Chief Statistician Datuk Seri Mohd Uzir Mahidin said the data painted a stark but familiar picture of the country’s financial lifecycle — one where income only meaningfully exceeds spending between the ages of 29 and 55.
“That period is about 26 years — your strongest earning phase which is why you must use this window wisely with spending and delaying consumption now to increase your surplus for the future,” he said today during the launch ceremony.
The NTA framework tracks how labour income compares with consumption across a person’s life, revealing two prolonged deficit phases — at the beginning and end of life — sandwiching a relatively short surplus period in the middle.
In the early years, from birth up to age 28, Malaysians operate in a “life cycle deficit”, where spending outpaces income.

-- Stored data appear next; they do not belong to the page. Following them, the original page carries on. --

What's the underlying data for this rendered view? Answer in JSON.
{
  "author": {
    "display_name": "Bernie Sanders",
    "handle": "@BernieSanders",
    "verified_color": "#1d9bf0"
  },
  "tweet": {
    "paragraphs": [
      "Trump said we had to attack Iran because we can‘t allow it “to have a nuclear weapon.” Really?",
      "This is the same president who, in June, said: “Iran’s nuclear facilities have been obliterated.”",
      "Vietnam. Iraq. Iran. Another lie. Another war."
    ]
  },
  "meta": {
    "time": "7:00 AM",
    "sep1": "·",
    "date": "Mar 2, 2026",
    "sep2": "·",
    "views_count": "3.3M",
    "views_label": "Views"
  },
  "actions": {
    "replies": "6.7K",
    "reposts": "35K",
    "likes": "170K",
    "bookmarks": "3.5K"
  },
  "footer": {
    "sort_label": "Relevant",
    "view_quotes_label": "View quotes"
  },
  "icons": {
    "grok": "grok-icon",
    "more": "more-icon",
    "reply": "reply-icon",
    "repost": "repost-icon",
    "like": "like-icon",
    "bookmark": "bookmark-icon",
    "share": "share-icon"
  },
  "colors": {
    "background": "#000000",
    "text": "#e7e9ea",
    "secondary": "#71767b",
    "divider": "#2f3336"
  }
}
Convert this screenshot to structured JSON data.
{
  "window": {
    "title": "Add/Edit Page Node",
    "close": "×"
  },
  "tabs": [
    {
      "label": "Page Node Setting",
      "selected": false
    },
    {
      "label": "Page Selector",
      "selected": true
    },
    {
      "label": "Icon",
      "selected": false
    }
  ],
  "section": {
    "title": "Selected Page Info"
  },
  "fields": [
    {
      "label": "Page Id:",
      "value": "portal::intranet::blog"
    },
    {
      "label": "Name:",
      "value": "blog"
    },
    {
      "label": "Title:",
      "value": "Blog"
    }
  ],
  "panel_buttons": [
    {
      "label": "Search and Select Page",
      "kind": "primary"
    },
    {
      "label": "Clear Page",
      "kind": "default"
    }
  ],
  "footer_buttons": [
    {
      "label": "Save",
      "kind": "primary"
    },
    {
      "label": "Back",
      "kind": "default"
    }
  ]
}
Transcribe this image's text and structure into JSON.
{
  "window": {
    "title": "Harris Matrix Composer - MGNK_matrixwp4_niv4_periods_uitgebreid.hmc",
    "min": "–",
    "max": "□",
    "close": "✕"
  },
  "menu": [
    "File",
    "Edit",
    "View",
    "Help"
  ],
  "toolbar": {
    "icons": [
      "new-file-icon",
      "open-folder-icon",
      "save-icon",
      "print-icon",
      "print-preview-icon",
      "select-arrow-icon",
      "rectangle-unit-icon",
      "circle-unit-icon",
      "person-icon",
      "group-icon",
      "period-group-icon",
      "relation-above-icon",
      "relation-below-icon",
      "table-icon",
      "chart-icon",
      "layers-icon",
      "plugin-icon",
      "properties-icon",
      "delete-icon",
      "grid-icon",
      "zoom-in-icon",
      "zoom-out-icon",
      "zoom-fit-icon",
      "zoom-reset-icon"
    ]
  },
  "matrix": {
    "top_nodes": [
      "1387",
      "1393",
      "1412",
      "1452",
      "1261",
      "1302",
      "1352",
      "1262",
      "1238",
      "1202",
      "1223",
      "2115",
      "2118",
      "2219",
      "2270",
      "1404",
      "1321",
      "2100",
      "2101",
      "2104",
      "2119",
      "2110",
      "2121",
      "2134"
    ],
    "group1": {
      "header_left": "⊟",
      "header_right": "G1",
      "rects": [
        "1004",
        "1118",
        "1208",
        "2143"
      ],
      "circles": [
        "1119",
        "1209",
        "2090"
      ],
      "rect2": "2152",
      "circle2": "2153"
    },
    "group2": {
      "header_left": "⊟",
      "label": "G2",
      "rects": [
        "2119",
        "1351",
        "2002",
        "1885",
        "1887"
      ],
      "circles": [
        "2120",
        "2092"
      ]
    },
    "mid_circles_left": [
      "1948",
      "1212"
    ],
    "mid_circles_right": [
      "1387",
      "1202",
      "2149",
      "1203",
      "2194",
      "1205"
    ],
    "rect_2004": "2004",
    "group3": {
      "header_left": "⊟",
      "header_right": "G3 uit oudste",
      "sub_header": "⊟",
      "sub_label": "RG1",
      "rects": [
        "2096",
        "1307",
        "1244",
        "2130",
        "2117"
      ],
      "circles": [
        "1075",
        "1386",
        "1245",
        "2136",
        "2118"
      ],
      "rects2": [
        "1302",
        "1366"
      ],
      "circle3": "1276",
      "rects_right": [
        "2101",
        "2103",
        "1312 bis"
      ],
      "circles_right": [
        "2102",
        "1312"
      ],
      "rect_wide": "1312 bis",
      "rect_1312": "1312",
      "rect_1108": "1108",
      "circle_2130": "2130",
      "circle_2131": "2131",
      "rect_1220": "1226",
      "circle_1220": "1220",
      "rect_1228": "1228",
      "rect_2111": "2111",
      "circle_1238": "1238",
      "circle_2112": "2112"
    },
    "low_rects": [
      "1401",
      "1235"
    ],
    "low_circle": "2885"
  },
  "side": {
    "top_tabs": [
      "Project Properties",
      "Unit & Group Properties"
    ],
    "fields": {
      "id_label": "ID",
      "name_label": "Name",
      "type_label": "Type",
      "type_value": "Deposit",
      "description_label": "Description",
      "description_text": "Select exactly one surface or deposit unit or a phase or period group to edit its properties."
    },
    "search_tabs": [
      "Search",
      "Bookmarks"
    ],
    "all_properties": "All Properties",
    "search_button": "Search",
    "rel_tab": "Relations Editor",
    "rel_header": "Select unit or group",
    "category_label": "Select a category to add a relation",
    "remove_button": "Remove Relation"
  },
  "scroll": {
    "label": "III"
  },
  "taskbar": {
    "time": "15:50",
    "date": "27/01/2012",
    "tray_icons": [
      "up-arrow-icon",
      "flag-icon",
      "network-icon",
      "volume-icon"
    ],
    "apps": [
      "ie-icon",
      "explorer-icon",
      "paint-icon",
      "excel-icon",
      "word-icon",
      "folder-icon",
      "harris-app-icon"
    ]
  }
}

This is largely funded through public and private transfers, such as government education spending and family support.
Even as young adults begin working, income remains insufficient.
“There is a physical deficit at ages 20 to 28, where individuals are unable to save because spending needs are still high,” Uzir said.
The turning point comes at age 29, when Malaysians begin generating surplus income — meaning they earn more than they spend. This phase lasts until age 55 and represents the backbone of the country’s economic support system.
At its peak, the surplus reaches RM14,523 per capita annually at age 44, making it the most productive point in an individual’s financial life.
“This surplus is not just for yourself — it is transferred to support other age groups,” Uzir explained, referring to both intra-household support and broader economic contributions.
This window however is short-lived. By age 56, Malaysians slip back into deficit as income declines, with spending increasingly financed through savings, investments, and continued transfers.
“As labour income reduces, individuals depend more on assets and support systems to sustain consumption,” he said.
Uzir stressed that this makes early financial planning critical, urging Malaysians to adopt a long-term mindset.
He also cautioned against common financial missteps, particularly among younger workers eager to upgrade their lifestyles too quickly.
“Saving is about delaying current consumption for future use,” he said. “But it must be done wisely, especially with inflation in mind.”
“Those just starting work — buying expensive cars — it reduces your surplus. You should continue to invest so you have savings at the end,” he said.